Políticamente, Colombia se está acercando a las normas de una democracia electoral propia de países desarrollados: antes de la hora de conocidos los resultados, Timochenko Londoño, ex comandante de la guerrilla de las FARC, reconoció el triunfo de Iván Duque y, en esos términos, llamó a la reconciliación; otro tanto hizo Gustavo Petro y el actual mandatario, Juan Manuel Santos. Dejémonos de creernos muy demócratas, pues los colombianos actuaron de la misma forma que en Chile, en la última elección presidencial. (Considérese que en Colombia los ciudadanos inscritos suman 31 millones y votaron cerca de 20, mientras que en Chile sólo 13 millones, de los cuales votaron apenas 7 millones).
Con el triunfo del electo Presidente, Iván Duque, algunos temen que se reforme substancialmente el contenido del Acuerdo de Paz, logrado entre el gobierno y la guerrilla, y que se den por terminadas las negociaciones con el ELN. (Pienso que Duque no se atreverá a tomar medidas muy radicales, pese a que tiene mayoría absoluta en ambas Cámaras, que son más corruptas que las chilenas).

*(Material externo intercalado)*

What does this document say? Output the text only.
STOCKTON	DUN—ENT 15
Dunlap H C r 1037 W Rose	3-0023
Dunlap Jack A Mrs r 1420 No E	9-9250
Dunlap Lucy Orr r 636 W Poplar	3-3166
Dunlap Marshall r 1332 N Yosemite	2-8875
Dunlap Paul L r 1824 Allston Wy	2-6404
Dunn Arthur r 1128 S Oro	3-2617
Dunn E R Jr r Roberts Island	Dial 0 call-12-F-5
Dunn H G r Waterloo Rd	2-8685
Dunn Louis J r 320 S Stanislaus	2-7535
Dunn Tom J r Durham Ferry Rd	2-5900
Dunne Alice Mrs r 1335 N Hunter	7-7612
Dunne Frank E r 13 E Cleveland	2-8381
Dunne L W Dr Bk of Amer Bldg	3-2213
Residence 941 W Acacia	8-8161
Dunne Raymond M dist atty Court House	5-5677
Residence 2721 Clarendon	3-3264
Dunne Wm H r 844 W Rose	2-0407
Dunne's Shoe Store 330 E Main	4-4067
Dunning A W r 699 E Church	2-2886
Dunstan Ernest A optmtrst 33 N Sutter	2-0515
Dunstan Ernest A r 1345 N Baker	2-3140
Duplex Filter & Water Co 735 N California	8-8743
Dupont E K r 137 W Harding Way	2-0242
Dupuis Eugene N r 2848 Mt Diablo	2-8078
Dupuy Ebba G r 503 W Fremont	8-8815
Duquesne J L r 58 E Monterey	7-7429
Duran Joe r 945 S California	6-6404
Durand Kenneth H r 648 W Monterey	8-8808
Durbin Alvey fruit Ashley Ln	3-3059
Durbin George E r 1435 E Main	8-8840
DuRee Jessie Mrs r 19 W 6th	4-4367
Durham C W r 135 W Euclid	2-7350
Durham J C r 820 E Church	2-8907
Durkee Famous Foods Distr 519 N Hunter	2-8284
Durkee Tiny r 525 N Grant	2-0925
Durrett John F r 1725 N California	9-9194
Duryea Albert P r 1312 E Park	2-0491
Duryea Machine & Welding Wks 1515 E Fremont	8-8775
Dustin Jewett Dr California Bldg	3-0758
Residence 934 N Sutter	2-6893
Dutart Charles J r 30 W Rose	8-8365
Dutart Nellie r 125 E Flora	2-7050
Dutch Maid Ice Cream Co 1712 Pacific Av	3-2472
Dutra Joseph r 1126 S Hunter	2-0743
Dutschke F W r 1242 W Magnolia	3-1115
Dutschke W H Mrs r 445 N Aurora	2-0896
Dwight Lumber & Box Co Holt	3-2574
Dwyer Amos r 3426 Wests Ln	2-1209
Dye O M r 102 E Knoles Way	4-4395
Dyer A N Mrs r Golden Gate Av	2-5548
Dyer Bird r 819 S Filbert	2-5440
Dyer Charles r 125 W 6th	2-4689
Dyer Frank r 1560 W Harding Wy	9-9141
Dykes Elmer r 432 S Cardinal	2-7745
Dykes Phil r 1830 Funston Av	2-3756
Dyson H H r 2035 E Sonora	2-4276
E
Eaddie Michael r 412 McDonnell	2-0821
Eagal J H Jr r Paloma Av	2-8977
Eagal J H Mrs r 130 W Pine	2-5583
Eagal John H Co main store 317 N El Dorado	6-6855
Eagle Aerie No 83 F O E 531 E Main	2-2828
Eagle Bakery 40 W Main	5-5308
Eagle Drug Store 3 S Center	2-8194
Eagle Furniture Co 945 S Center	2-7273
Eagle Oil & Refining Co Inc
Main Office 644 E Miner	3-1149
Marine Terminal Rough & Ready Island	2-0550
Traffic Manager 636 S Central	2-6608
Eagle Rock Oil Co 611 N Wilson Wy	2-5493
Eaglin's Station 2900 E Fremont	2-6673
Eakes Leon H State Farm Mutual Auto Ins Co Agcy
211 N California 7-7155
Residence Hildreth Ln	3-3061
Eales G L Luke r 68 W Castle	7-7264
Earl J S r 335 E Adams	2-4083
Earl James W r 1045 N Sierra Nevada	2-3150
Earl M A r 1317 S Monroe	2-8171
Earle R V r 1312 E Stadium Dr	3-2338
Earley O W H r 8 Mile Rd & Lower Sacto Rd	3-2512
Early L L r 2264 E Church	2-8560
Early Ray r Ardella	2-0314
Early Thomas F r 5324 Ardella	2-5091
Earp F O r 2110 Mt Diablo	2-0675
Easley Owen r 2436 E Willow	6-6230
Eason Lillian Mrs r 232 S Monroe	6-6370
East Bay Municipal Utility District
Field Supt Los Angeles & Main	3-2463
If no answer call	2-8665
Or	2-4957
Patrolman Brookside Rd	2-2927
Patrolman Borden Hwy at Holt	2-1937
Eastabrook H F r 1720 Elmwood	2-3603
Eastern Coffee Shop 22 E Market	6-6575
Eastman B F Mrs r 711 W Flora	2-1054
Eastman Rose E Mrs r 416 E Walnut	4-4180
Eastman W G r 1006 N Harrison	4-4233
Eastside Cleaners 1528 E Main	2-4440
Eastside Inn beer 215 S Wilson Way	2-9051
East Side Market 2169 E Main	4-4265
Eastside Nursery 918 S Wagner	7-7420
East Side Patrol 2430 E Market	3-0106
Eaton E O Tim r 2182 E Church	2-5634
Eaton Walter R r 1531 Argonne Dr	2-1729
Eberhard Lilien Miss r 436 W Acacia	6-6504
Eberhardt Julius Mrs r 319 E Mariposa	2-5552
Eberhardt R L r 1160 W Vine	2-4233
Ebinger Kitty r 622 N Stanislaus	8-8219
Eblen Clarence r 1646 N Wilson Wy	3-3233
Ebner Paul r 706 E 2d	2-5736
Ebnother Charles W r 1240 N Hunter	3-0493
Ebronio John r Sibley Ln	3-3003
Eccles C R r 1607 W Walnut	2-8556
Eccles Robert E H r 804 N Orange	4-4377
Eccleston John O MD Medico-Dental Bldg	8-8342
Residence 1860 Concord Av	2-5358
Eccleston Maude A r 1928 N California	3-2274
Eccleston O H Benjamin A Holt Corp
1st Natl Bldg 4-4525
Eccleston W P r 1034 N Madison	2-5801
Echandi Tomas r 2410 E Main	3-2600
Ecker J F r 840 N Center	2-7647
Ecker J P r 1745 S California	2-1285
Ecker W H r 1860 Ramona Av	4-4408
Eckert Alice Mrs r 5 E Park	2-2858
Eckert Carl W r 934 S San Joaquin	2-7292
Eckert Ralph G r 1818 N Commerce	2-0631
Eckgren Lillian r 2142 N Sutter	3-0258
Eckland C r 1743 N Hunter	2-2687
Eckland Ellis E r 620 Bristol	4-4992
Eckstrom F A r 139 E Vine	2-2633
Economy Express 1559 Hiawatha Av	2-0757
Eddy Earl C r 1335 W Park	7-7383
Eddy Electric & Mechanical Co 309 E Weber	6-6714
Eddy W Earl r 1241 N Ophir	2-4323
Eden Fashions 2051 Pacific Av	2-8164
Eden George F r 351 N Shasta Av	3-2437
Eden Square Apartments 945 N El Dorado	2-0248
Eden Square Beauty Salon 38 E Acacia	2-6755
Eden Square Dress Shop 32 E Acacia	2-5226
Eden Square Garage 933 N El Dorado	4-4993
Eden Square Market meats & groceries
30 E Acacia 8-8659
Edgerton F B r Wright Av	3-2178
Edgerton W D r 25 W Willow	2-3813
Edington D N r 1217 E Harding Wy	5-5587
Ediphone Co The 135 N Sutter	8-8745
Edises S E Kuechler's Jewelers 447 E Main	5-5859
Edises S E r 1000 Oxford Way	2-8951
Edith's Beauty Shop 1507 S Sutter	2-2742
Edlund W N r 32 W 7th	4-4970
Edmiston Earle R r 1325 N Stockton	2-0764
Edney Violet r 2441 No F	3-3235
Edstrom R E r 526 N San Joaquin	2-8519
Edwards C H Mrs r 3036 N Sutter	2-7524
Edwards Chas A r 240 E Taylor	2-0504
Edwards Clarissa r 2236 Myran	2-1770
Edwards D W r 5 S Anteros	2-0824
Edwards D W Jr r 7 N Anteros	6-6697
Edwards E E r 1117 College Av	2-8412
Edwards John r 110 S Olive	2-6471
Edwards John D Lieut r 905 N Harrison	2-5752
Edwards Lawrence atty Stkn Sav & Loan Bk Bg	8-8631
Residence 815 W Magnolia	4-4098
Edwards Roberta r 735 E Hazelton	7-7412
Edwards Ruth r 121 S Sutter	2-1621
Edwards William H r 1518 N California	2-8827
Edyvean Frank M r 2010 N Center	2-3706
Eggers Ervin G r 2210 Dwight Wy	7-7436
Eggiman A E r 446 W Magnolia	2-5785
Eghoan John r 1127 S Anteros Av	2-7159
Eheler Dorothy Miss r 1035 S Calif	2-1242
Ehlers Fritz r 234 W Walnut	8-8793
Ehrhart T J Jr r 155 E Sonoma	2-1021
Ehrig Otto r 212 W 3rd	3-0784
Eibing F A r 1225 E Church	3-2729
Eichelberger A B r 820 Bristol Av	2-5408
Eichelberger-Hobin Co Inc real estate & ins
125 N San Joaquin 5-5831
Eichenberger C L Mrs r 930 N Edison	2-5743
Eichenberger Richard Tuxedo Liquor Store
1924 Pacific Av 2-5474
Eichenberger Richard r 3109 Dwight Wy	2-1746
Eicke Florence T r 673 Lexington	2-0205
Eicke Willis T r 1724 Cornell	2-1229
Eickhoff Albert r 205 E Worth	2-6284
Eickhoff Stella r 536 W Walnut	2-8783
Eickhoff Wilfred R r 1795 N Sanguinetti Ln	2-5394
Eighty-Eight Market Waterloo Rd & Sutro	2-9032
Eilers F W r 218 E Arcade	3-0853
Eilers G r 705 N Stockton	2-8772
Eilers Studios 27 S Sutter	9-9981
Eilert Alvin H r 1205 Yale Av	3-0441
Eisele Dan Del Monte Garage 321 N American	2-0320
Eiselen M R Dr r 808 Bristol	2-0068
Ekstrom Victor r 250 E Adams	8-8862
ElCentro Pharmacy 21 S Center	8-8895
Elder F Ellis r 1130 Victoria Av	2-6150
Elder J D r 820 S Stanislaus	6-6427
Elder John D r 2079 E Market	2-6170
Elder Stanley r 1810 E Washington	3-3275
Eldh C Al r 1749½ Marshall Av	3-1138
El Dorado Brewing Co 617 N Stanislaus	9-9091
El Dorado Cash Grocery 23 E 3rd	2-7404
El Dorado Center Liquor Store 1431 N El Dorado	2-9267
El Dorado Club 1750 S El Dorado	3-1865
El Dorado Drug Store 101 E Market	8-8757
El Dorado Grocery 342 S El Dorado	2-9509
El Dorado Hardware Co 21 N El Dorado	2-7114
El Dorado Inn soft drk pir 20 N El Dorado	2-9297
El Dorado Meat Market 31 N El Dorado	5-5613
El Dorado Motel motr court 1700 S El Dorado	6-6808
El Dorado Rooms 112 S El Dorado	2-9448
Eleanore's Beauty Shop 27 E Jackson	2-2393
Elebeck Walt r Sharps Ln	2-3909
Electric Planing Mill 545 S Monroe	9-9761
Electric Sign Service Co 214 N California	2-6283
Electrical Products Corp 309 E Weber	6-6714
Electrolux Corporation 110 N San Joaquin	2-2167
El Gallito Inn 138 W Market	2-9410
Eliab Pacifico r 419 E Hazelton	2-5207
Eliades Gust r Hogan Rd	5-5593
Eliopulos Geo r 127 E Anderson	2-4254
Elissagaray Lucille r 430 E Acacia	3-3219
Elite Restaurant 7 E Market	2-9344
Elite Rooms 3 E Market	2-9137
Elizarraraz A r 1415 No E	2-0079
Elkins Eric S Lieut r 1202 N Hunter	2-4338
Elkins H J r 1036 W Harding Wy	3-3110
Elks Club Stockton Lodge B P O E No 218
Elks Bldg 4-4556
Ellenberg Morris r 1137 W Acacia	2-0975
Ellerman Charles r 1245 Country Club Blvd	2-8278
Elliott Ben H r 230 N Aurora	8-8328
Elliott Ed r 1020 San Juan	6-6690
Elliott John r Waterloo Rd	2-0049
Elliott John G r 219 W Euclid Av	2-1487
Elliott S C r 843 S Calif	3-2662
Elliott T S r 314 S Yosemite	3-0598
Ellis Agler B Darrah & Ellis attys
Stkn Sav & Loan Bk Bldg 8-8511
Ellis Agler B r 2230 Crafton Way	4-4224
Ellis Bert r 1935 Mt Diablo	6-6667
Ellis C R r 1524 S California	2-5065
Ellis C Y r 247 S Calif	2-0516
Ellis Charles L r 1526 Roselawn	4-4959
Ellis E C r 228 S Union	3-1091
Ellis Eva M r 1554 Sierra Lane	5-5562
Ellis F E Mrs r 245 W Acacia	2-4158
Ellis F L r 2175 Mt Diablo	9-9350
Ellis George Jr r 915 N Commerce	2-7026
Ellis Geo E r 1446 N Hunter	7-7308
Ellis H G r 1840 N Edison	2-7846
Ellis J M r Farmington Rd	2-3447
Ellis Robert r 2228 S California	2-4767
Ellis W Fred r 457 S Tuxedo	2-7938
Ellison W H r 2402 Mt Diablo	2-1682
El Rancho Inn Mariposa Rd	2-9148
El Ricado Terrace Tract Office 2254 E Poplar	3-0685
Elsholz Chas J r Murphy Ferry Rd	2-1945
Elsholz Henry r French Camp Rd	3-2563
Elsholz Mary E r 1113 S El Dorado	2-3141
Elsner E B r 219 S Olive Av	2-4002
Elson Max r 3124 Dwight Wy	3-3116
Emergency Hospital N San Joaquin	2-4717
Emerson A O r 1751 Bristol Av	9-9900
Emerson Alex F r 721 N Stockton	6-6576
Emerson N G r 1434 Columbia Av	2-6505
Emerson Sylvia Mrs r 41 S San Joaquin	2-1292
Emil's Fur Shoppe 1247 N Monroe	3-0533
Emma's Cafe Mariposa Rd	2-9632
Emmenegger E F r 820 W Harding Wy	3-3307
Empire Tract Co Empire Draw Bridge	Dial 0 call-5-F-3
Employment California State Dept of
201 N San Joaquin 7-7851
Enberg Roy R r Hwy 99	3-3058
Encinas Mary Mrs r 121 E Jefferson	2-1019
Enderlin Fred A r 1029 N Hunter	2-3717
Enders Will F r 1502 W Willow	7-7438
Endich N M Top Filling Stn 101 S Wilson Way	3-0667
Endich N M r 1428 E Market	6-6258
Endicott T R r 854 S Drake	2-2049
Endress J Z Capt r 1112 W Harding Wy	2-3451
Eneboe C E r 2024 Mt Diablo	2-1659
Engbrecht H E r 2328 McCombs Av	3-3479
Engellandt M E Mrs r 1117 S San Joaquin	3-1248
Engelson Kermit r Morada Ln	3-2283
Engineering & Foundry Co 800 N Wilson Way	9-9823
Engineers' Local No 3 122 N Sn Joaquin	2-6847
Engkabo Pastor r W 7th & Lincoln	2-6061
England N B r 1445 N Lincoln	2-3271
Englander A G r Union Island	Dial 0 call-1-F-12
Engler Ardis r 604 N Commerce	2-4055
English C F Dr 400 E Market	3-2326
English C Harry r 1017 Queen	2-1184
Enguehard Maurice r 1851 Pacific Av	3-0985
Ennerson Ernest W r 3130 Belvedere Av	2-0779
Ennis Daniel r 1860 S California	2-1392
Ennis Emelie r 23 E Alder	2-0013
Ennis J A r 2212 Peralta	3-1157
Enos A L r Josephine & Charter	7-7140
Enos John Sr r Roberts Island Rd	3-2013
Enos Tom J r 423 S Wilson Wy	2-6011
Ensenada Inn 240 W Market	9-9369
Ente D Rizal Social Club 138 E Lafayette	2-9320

El programa de Petro planteaba una reforma agraria moderada, pero que terminara con las haciendas sin explotar y con el reinado de los gamonales. Por desgracia, el gobierno de Duque posiblemente mantendrá la Colombia dominada por el latifundio. A diferencia del Presidente Eduardo Frei Montalva, en Chile, Alberto Lleras Camargo intentó una reforma agraria de “macetero”, y muy de acuerdo con los gamonales.
Colombia está estancada económicamente, y es uno de los países con mayores diferencias entre ricos pobres: la miseria es tan alarmante que, por ejemplo, el Barrio Ciudad Bolívar, en las faldas de Bogotá, está aún más empobrecido que Petares en Caracas, y que La Calera de hoy, luzca más que Monte Ávila, en Caracas. En las zonas rurales, la mayoría de la población joven ha emigrado a las ciudades o bien, ha huido o ha sido reclutada por los paramilitares – como otrora la guerrilla -.
Iván Duque, un hombre joven y sin experiencia política, tiene la desgracia de estar bajo la sombra del delincuente, el ex Presidente Álvaro Uribe Vélez, ahora senador para evadir la justicia. Sus delitos son múltiples y conocidos: el paramilitarismo, el narcotráfico – aliado al Cartel de Medellín, el asesinato de campesinos y marginales en las ciudades, llamados “los falsos positivos”- hasta ahora tiene que responder a los Tribunales de Justicia por el soborno de testigos, y otros cuantos crímenes ligados a él y a su hermano Santiago.
La desgracia es que Colombia sigue siendo una “colonia” de Estados Unidos, cumpliendo el papel de guardián del “patio trasero” América Latina, y con Duque, posiblemente, todo seguirá igual.